A gente nem se dá conta, vamos combinar. Mas arranja coceira de tudo que é jeito quando resolve comprar aquele sapato de verniz vermelho-fatal, de salto altíssimo, como os usados por manequins-equilibristas-anoréxicas em desfile-fashion. É quando arrebenta a bolha no calcanhar, berra o joanete, uiva a unha encravada. Quem mandou colocar a vaidade sobre o bom senso. Veja o resultado.

Ou então inventa histórias, no seu livro habitual de manias e decide por gel-fixador nos cabelos, pra ficar com a cara arrepiada-de-sustos-pós-moderno e agradar a gatinha que rebola à sua frente no meio da festa. Será que funciona?

Sarna pra se coçar é uma expressão que atravessa todos os tempos sem pressa, bocejando diante das viradas dos séculos.  Se enfiar em roupa justa e espirrar. Falar de religião pra surdo ou ateu. Nem tente.  Passar no pescoço perfume-fantasia com aroma de torre Eiffel decadente — e perguntar pra sua companhia da noite: “Curtiu esse meu cheirinho-malvado?” Ulala.

Importa sublinhar que na banca do sr.

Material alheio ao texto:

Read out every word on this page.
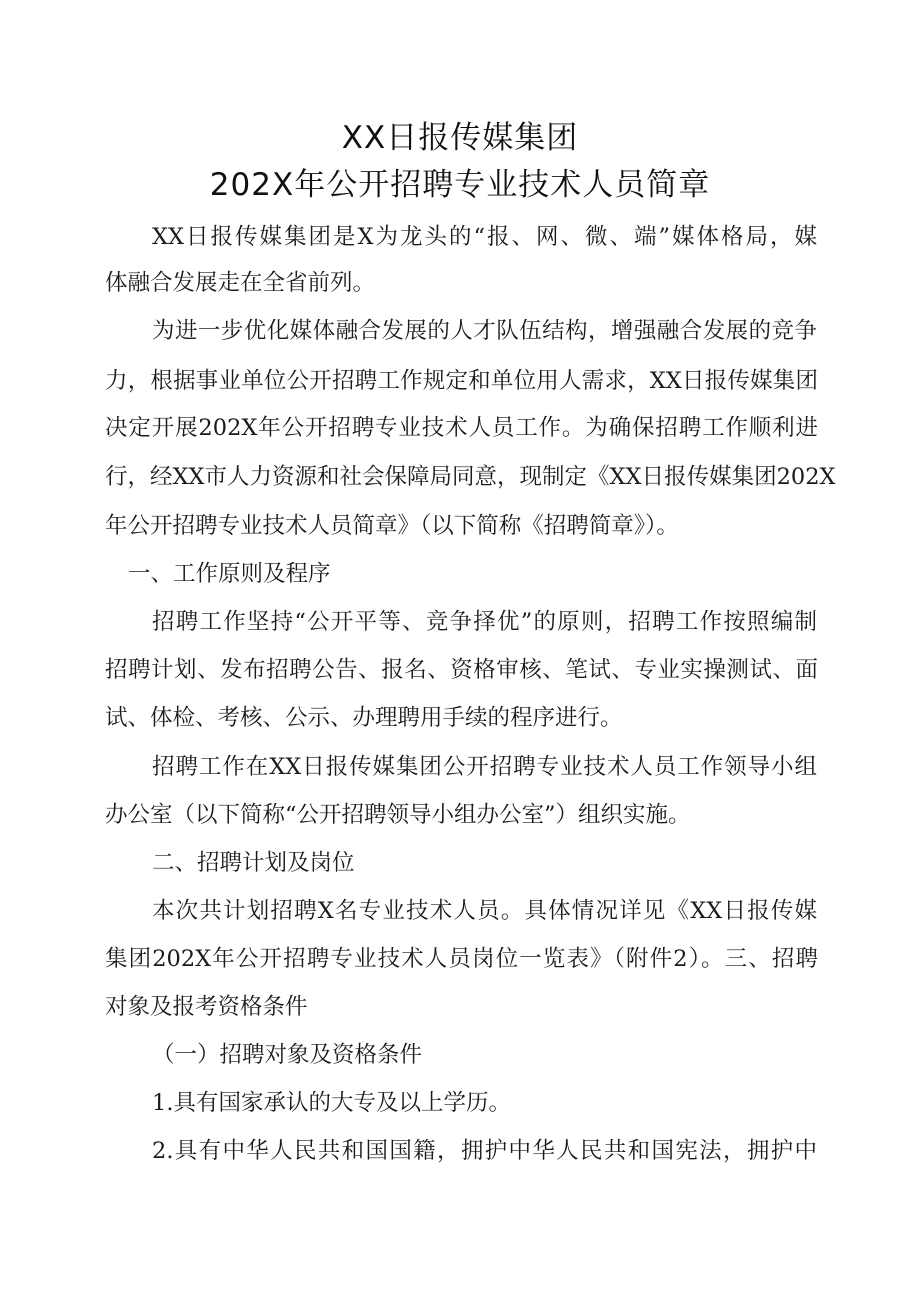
XX日报传媒集团
202X年公开招聘专业技术人员简章
XX日报传媒集团是X为龙头的“报、网、微、端”媒体格局，媒
体融合发展走在全省前列。
为进一步优化媒体融合发展的人才队伍结构，增强融合发展的竞争
力，根据事业单位公开招聘工作规定和单位用人需求，XX日报传媒集团
决定开展202X年公开招聘专业技术人员工作。为确保招聘工作顺利进
行，经XX市人力资源和社会保障局同意，现制定《XX日报传媒集团202X
年公开招聘专业技术人员简章》（以下简称《招聘简章》）。
一、工作原则及程序
招聘工作坚持“公开平等、竞争择优”的原则，招聘工作按照编制
招聘计划、发布招聘公告、报名、资格审核、笔试、专业实操测试、面
试、体检、考核、公示、办理聘用手续的程序进行。
招聘工作在XX日报传媒集团公开招聘专业技术人员工作领导小组
办公室（以下简称“公开招聘领导小组办公室”）组织实施。
二、招聘计划及岗位
本次共计划招聘X名专业技术人员。具体情况详见《XX日报传媒
集团202X年公开招聘专业技术人员岗位一览表》（附件2）。三、招聘
对象及报考资格条件
（一）招聘对象及资格条件
1.具有国家承认的大专及以上学历。
2.具有中华人民共和国国籍，拥护中华人民共和国宪法，拥护中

Jurássico tem tudo de mais moderno lançado na praça — ou  enfiado nos ouvidos dos incautos compradores de ocasião. Jogo de bonecos de marionetes para quando você estiver se sentindo completamente robô e quiser esquecer um pouco do inevitável processo de androidização em curso. Coisa de doido. Não dá pra controlar o mundo, é vero, então, se o capitalismo e a sedução da publicidade tentam te fisgar, faça teatro. Monte uma cena. Fuja um pouco das vorazes entranhas do consumo e ponha marionetes pra interagir em seu lugar, deslizando em cima de um palco improvisado. Aí você é que manda. Faz com os bonecos o que entender.

Outra sarna pra se coçar, dar de cara com uma figura intelectual que te chama direto pra exposições, mas não se expõe nem um pouco pra você na intimidade, nem deixa que você exponha em momento algum suas opiniões. Quem expõe é dono de galeria, marchand, vendedor de quadros abstratos de feira de artesanato conhecida.

Quem tem direito a se mostrar também é aquela piriguete que parece estar com tudo em cima, ainda que este “tudo” seja todo siliconado. Coxonas, bunda, nariz empinado da última cirurgia plástica paga parcimoniosamente em 12 vezes sem juros.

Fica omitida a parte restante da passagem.